Intinya adalah, kita harus lebih empiris dalam membuat perbandingan jika ingin lebih mengetahui mana yang terbaik. Orang seperti daku memang nggak pernah sama sekali merasakan hidup di tanah ini ketika berlangsungnya pemerintahan Orde Baru, tapi justru dari tempat daku berdiri pada saat itu daku bisa memandang dengan baik karena tidak ada kabut sama sekali yang menutupi.
Bukan berarti pemerintahan Soeharto itu melulu jelek, karena Soeharto itu punya kelebihan seperti dalam hal dia bisa menjaga apa yang disebut stabilitas terlepas dari bagaimana cara melakukannya, dia juga bisa mengepalkan tangan besinya dengan tersenyum sehingga sebagian orang nggak bisa melihat bahwa apa yang dia lakukan adalah sebuah bentuk tirani karena terlena oleh senyumannya. Secara kepemimpinanpun Soharto ini luar biasa hebat baik dalam penampilan maupun cara memperlakukan bawahannya. Budaya Asal Bapak Senang itu nggak akan berjalan kalau orang yang menjadi pemimpin nggak punya wibawa yang luar biasa hebat.
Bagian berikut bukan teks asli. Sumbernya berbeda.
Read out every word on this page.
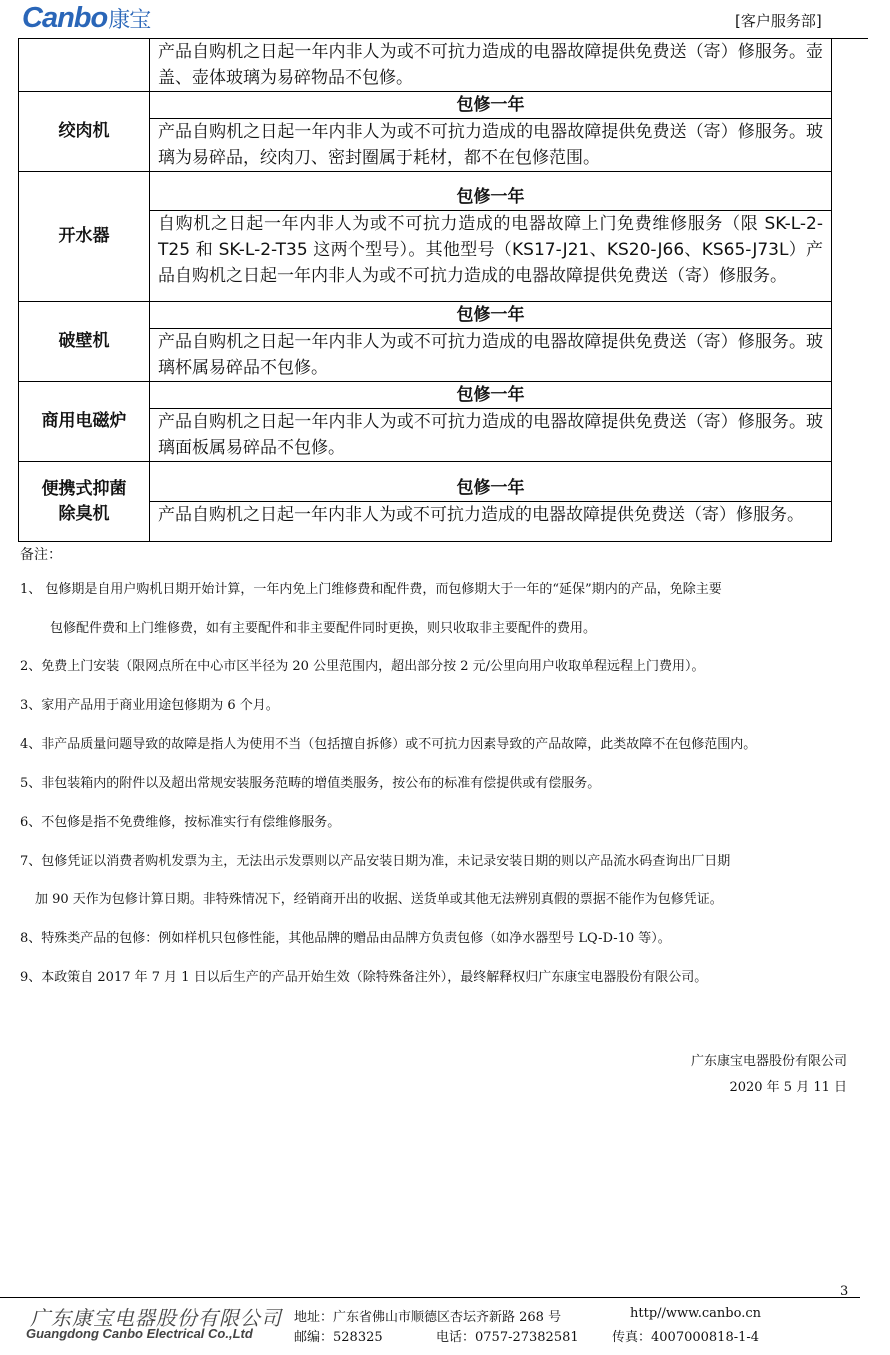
Canbo康宝	[客户服务部]

	产品自购机之日起一年内非人为或不可抗力造成的电器故障提供免费送（寄）修服务。壶盖、壶体玻璃为易碎物品不包修。

绞肉机	包修一年
产品自购机之日起一年内非人为或不可抗力造成的电器故障提供免费送（寄）修服务。玻璃为易碎品，绞肉刀、密封圈属于耗材，都不在包修范围。

开水器	包修一年
自购机之日起一年内非人为或不可抗力造成的电器故障上门免费维修服务（限 SK-L-2-T25 和 SK-L-2-T35 这两个型号）。其他型号（KS17-J21、KS20-J66、KS65-J73L）产品自购机之日起一年内非人为或不可抗力造成的电器故障提供免费送（寄）修服务。

破壁机	包修一年
产品自购机之日起一年内非人为或不可抗力造成的电器故障提供免费送（寄）修服务。玻璃杯属易碎品不包修。

商用电磁炉	包修一年
产品自购机之日起一年内非人为或不可抗力造成的电器故障提供免费送（寄）修服务。玻璃面板属易碎品不包修。

便携式抑菌除臭机	包修一年
产品自购机之日起一年内非人为或不可抗力造成的电器故障提供免费送（寄）修服务。
备注：
1、 包修期是自用户购机日期开始计算，一年内免上门维修费和配件费，而包修期大于一年的“延保”期内的产品，免除主要
包修配件费和上门维修费，如有主要配件和非主要配件同时更换，则只收取非主要配件的费用。
2、免费上门安装（限网点所在中心市区半径为 20 公里范围内，超出部分按 2 元/公里向用户收取单程远程上门费用）。
3、家用产品用于商业用途包修期为 6 个月。
4、非产品质量问题导致的故障是指人为使用不当（包括擅自拆修）或不可抗力因素导致的产品故障，此类故障不在包修范围内。
5、非包装箱内的附件以及超出常规安装服务范畴的增值类服务，按公布的标准有偿提供或有偿服务。
6、不包修是指不免费维修，按标准实行有偿维修服务。
7、包修凭证以消费者购机发票为主，无法出示发票则以产品安装日期为准，未记录安装日期的则以产品流水码查询出厂日期
加 90 天作为包修计算日期。非特殊情况下，经销商开出的收据、送货单或其他无法辨别真假的票据不能作为包修凭证。
8、特殊类产品的包修：例如样机只包修性能，其他品牌的赠品由品牌方负责包修（如净水器型号 LQ-D-10 等）。
9、本政策自 2017 年 7 月 1 日以后生产的产品开始生效（除特殊备注外），最终解释权归广东康宝电器股份有限公司。
广东康宝电器股份有限公司
2020 年 5 月 11 日
3
广东康宝电器股份有限公司
Guangdong Canbo Electrical Co.,Ltd
地址：广东省佛山市顺德区杏坛齐新路 268 号	http//www.canbo.cn
邮编：528325	电话：0757-27382581	传真：4007000818-1-4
Dan itu dimiliki oleh Pak Harto.
After all, kita cukup membandingkan dalam sektor ekonomi, karena kalau kiat bandingkan dalam hal lainnya semacam sektor politik, kebebasan arus informasi dll, posisi Orde Baru akan selalu berada di bawah rejim apapun yang pernah memerintah di negeri ini.